Most people only think about their liver when recovering from a big night of drinking when it’s busily producing enzymes to break down the alcohol. But this “factory” of the body is vital for survival and supports almost every organ.
If you didn’t have a liver, you wouldn’t be able to store carbohydrates and you couldn’t produce the bile that helps you digest a greasy breakfast.
We’ve known for around 40 years that the liver also has the ability to regulate the immune system’s response to foreign cells.
Now some colleagues and I at the Centenary Institute have discovered how the liver fights the immune system. We’ve identified (in mice) that the liver engulfs and destroys T cells – the body’s defence troops.
Our work, published today in the journal Proceedings of the National Academy of Sciences (PNAS), could lead to new approaches to prevent transplant rejection. It could also change the way we fight hepatitis C and other chronic liver diseases.
My colleague Dr David Bowen and I first realised the liver could eliminate the T cells responsible for rejecting transplanted tissue around ten years ago. The T cells are also responsible for killing cells infected with viruses.
We found T cells rapidly disappeared when they entered the liver but were puzzled about how and why this occurred.
It was only in 2004, when our collaborator Dr Alessandra Warren at Concord Hospital took electron microscopy pictures showing live immune cells (T cells) inside healthy liver cells, that we came up with the idea that T cells might be “eaten” by liver cells. This was a true eureka moment.
When I presented this concept to Volker Benseler, a talented German post-doc at the time (now the lead author of the PNAS paper), he was sceptical and thought the idea was crazy. But he accepted the challenge and went on to discover healthy mouse liver cells eating T cells.
Until then, this kind of “cell cannibalism” had only been seen in tumour cells.
Suffering from rejection
One potential benefit of the research is a reduction in organ transplant rejections.

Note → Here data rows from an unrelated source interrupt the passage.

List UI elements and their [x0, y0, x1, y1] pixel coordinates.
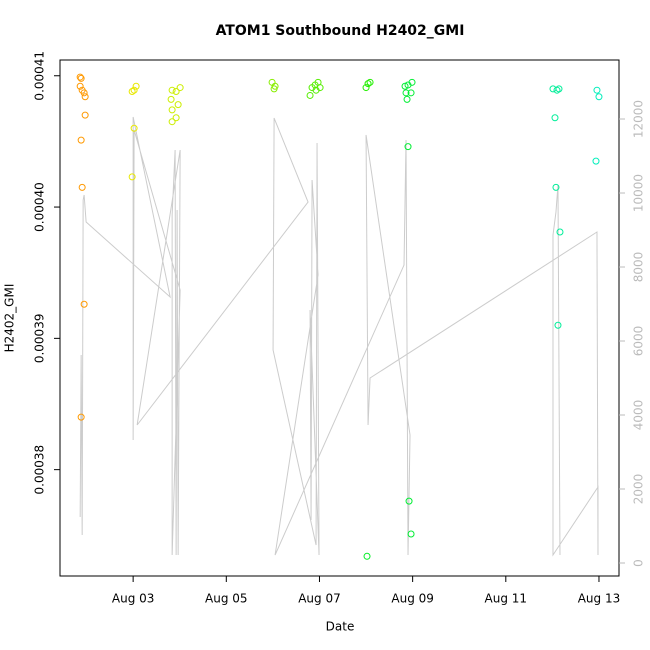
point	[405, 497, 413, 505]
y-tick-label: 0.00038	[33, 445, 47, 495]
point	[172, 88, 180, 96]
y2-tick-label: 12000	[632, 100, 646, 138]
point	[363, 552, 371, 560]
point	[595, 93, 603, 101]
point	[593, 86, 601, 94]
y2-tick-label: 0	[632, 559, 646, 567]
point	[168, 86, 176, 94]
x-tick-label: Aug 11	[485, 592, 528, 606]
y2-tick-label: 10000	[632, 174, 646, 212]
x-tick-label: Aug 09	[391, 592, 434, 606]
point	[76, 82, 84, 90]
point	[81, 111, 89, 119]
point	[402, 89, 410, 97]
y2-tick-label: 6000	[632, 326, 646, 357]
point	[270, 85, 278, 93]
plot-frame	[59, 59, 620, 577]
point	[362, 84, 370, 92]
point	[167, 95, 175, 103]
point	[80, 300, 88, 308]
point	[128, 88, 136, 96]
point	[172, 114, 180, 122]
point	[408, 78, 416, 86]
x-tick-label: Aug 13	[578, 592, 621, 606]
point	[77, 74, 85, 82]
point	[78, 183, 86, 191]
point	[554, 321, 562, 329]
y2-tick-label: 4000	[632, 400, 646, 431]
point	[407, 89, 415, 97]
y-tick-label: 0.00040	[33, 182, 47, 232]
point	[176, 84, 184, 92]
point	[80, 89, 88, 97]
point	[404, 143, 412, 151]
point	[407, 530, 415, 538]
point	[174, 101, 182, 109]
x-tick-label: Aug 05	[205, 592, 248, 606]
point	[132, 82, 140, 90]
point	[77, 136, 85, 144]
point	[366, 78, 374, 86]
point	[553, 86, 561, 94]
point	[168, 106, 176, 114]
x-tick-label: Aug 07	[298, 592, 341, 606]
point	[555, 85, 563, 93]
point	[77, 413, 85, 421]
point	[551, 114, 559, 122]
point	[552, 183, 560, 191]
point	[592, 157, 600, 165]
point	[81, 93, 89, 101]
y-tick-label: 0.00039	[33, 314, 47, 364]
point	[76, 73, 84, 81]
point	[312, 86, 320, 94]
point	[130, 86, 138, 94]
point	[168, 118, 176, 126]
y2-tick-label: 8000	[632, 252, 646, 283]
y-tick-label: 0.00041	[33, 51, 47, 101]
chart-title: ATOM1 Southbound H2402_GMI	[216, 23, 465, 39]
point	[403, 95, 411, 103]
point	[364, 80, 372, 88]
point	[556, 228, 564, 236]
x-axis-label: Date	[326, 620, 355, 634]
y-axis-label: H2402_GMI	[3, 284, 17, 353]
x-tick-label: Aug 03	[112, 592, 155, 606]
point	[130, 124, 138, 132]
y2-tick-label: 2000	[632, 474, 646, 505]
line	[79, 116, 599, 557]
point	[306, 91, 314, 99]
point	[128, 173, 136, 181]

About 200 liver transplants are performed in Australia each year and up to a quarter of the cases end in rejection.
In transplantation, the new organ is seen by the body as a foreign object: the spleen or lymph nodes tell naïve T cells to replicate and turn into killer T cells. They are then sent off kill the “foreign” cells.
What we found was the liver circumvented this process: liver cells signal to naïve T cells and destroy them before they have a chance to become killer T cells.
If we can harness the way the liver controls T cells, then there’s a chance that transplant patients won’t need their current daily cocktail of immunosuppressive drugs.
While these drugs reduce the risk of organ rejection, they essentially wreck the patients’ immune systems and leave them open to serious infection from otherwise minor illness such as colds.
The immunosuppressive drugs also predispose the patient to long-term heart disease and cancer.
Another spin-off of this latest work could be finding a way to tone down the liver’s destruction of T cells and increase its defence against infections, such as hepatitis.
In Australia, 217,000 people are living with chronic hepatitis C and it’s estimated that 170 million people worldwide are infected with the disease, for which there is no vaccine.
With further bimolecular research, we could develop medications that exploit the signal pathways between the liver and the T cells. To defend against hepatitis C, we need to develop drugs that prevent T cells from being digested by the liver to encourage the generation of killer cells that will ultimately eliminate the virus.
For transplants, we need to develop drugs that do the opposite and promote T cell degradation in the liver.
It could be another ten years or more before any drug derived from this work enters clinical trials. But in the meantime, we’ve got some exciting work ahead of us.